THERE ARE MANY COURT CASES INVOLVING CLAIMS BASED ON INFERIOR QUALITY OR KIND OF MATERIAL DELIVERED UNDER CONTRACTS CONTAINING PROVISIONS SIMILAR TO THOSE INCLUDED IN YOUR CONTRACT WITH THE GOVERNMENT. IN SUCH CASES, ALSO, THE COURTS HAVE HELD UNIFORMLY THAT PURCHASERS HAVE NO RIGHT TO EXPECT, HAVE NOTICE NOT TO EXPECT AND CONTRACT NOT TO EXPECT ANY WARRANTIES WHATEVER. SEE AMERICAN ELASTICS INC. V. UNITED STATES, 84 F.SUPP. 198, AFFIRMED 187 F.2D 109, CERTIORARI DENIED, 342 U.S. 829; SNYDER CORP. V. UNITED STATES, 68 CT.CL. 667; SAMUEL AND SONS V. UNITED STATES, 61 CT.CL. 373; PAXTON MITCHELL COMPANY V. UNITED STATES, 172 F.SUPP. 463.

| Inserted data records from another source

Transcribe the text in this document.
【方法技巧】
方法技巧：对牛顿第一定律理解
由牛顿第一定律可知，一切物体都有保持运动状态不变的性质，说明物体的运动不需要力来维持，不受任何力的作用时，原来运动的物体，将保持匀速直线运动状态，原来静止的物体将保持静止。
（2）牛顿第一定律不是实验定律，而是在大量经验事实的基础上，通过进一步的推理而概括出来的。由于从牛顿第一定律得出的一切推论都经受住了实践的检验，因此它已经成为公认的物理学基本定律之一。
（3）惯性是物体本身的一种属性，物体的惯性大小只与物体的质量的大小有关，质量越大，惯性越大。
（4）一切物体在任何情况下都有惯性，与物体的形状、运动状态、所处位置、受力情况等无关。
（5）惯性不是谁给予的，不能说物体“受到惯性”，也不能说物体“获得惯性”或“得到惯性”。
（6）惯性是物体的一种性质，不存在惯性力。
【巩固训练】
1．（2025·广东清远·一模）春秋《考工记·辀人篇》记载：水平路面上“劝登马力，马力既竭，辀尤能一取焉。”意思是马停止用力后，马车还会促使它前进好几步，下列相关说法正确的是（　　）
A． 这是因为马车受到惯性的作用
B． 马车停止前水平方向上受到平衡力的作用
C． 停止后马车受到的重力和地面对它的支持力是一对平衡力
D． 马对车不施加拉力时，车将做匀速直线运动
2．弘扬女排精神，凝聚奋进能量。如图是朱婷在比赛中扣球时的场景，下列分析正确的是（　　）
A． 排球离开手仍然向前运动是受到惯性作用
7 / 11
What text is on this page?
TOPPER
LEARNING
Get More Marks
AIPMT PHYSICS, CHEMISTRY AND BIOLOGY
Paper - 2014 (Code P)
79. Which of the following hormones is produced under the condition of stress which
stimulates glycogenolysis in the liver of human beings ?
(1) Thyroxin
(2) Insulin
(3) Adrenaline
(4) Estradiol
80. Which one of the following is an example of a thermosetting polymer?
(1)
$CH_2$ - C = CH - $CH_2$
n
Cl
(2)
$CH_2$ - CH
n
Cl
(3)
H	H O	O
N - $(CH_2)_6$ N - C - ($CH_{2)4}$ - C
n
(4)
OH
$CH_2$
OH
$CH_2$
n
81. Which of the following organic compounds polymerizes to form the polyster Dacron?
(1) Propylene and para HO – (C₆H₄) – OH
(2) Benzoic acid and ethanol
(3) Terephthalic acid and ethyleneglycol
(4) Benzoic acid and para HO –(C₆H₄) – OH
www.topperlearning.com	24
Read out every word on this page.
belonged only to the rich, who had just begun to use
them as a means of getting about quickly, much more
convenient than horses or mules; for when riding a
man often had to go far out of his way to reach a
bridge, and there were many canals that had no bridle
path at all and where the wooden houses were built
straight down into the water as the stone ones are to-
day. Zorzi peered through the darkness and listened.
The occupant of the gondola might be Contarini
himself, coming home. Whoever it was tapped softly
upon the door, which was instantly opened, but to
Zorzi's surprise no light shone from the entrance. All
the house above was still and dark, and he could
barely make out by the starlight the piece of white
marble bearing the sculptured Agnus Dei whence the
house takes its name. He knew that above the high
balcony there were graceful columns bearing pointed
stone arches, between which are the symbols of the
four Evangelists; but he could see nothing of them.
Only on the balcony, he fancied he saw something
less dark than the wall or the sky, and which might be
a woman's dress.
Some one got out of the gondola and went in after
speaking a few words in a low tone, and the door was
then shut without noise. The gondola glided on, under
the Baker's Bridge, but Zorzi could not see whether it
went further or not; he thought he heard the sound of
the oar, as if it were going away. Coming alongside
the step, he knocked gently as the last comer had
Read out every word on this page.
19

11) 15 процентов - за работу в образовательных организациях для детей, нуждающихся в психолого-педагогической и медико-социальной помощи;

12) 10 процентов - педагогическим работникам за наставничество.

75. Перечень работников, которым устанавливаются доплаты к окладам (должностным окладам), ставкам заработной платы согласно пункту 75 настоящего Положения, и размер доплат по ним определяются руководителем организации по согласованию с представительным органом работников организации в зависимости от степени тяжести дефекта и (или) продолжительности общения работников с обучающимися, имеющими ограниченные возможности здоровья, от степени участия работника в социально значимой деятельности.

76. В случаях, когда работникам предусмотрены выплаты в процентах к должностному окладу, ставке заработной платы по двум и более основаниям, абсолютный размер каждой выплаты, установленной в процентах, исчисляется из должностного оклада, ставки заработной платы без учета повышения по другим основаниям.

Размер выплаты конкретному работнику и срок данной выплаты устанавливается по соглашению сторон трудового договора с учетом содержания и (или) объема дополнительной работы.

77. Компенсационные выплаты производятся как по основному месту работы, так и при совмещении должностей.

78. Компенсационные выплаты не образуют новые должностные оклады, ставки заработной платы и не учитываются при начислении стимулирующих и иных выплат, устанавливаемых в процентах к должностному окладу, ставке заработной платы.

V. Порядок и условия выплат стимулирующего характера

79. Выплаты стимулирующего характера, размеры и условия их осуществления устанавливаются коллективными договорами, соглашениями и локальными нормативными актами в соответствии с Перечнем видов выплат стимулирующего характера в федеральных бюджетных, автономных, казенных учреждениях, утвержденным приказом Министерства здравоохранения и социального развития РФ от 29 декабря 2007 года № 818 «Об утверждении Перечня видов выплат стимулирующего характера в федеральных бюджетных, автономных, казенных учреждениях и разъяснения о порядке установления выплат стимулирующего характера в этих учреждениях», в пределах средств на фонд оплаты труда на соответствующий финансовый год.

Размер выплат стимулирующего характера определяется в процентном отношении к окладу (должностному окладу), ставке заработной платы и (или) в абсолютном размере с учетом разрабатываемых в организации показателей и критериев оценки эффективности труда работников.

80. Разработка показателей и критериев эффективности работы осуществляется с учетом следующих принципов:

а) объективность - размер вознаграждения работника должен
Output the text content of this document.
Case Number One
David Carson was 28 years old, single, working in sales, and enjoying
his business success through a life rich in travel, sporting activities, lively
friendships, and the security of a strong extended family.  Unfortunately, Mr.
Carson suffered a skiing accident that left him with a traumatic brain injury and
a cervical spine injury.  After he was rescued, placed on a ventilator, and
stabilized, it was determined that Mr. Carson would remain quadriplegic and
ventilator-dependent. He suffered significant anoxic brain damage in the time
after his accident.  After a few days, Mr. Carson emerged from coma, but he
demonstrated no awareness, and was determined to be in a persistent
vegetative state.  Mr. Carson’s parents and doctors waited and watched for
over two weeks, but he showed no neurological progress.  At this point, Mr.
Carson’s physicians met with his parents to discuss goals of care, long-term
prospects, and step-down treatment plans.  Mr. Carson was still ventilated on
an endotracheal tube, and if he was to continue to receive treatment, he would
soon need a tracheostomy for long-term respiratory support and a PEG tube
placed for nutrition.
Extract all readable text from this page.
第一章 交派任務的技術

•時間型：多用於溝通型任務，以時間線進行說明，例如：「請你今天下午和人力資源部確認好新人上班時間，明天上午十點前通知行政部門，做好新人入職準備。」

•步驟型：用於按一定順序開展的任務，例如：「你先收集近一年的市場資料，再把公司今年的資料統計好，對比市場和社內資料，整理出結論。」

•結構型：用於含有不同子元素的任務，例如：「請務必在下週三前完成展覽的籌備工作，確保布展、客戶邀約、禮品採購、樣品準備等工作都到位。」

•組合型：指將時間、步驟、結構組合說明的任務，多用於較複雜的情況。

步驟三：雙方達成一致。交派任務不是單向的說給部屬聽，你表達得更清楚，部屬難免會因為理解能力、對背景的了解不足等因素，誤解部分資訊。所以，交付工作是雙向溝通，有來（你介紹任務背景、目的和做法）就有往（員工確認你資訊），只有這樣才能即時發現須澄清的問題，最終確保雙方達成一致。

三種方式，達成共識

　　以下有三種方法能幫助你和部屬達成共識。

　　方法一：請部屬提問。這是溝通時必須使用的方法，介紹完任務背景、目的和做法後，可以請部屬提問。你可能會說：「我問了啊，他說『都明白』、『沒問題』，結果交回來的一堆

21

PARAGRAPH 2 OF THE GENERAL SALE TERMS AND CONDITIONS, ALSO QUOTED IN OUR DECISION, DEFINITELY NEGATIVES SUCH DEFECTS AS THE BASIS OF CLAIMS. THE EFFECT OF THAT PROVISION IS TO PLACE ON THE PURCHASER THE ENTIRE RISK OF DEFECTS, EVEN IN THE ABSENCE OF ANY SPECIFIC NOTICE OF DEFECTS IN THE PROPERTY. OTHERWISE, THAT PROVISION OF THE INVITATION WOULD BE MEANINGLESS AND THE GOVERNMENT WOULD BE SUBJECTED TO A FLOOD OF COMPLAINTS AND CLAIMS ARISING FROM SALES OF SURPLUS PROPERTY. IN THAT CONNECTION, YOUR SPECIAL ATTENTION IS INVITED TO THE RECENT USE OF DADOURIAN EXPORT CORPORATION V. UNITED STATES, DECIDED BY THE U.S. COURT OF APPEALS FOR THE SECOND CIRCUIT ON JUNE 5, 1961, WHEREIN THE COURT STATED:
"* * * WHEN THE GOVERNMENT SELLS SURPLUS GOODS IT IS TRYING TO DISPOSE OF A VAST MISCELLANY OF USED AND UNUSED PROPERTY IN AN EFFORT, SO FAR AS MAY UNDER THE CIRCUMSTANCES BE POSSIBLE, TO MINIMIZE ITS LOSS. SALES OF THIS CHARACTER ARE PROCESSED ON A MASS QUANTITY BASIS BY MEMBERS OF THE ARMED FORCES WHO SELDOM IF EVER HAVE ANY EXPERTISE IN THE PARTICULAR ITEMS WHICH COME TO THEIR WAREHOUSES AND DEPOTS. BUYERS OF SUCH SURPLUS PROPERTY KNOW PERFECTLY WELL THAT THERE IS ALWAYS THE CHANCE OF BUYING PROPERTY THAT MAY TURN OUT TO BE OF LITTLE VALUE, OR MAY DEVELOP INTO A GREAT BARGAIN WITH A HUGE WINDFALL OF PROFIT. ACCORDINGLY, THE GOVERNMENT VERY PROPERLY HAS PROTECTED ITSELF BY FORMULATING ITS CONTRACT FOR THE SALE OF SUCH SURPLUS PROPERTY SO AS TO SHIFT THE RISK FROM ITSELF TO THE BUYER. AS PROFESSOR CORBIN TELLS US, A PARTY TO A CONTRACT MAY AGREE TO ASSUME CERTAIN RISKS THAT IN THE ABSENCE OF AGREEMENT THE LAW WOULD NOT CAST UPON HIM. SEE 3 CORBIN CONTRACTS (1960), SECTION 598. SEE ALSO UNITED STATES V. HATHAWAY, 9 CIR., 1957, 242 F.2D 897. * * *"
UPON RECONSIDERATION, THE ACTION HERETOFORE TAKEN ON YOUR CLAIM IS AFFIRMED, THERE APPEARING NO LEGAL BASIS FOR ALLOWANCE OF ANY PART OF THE CLAIM.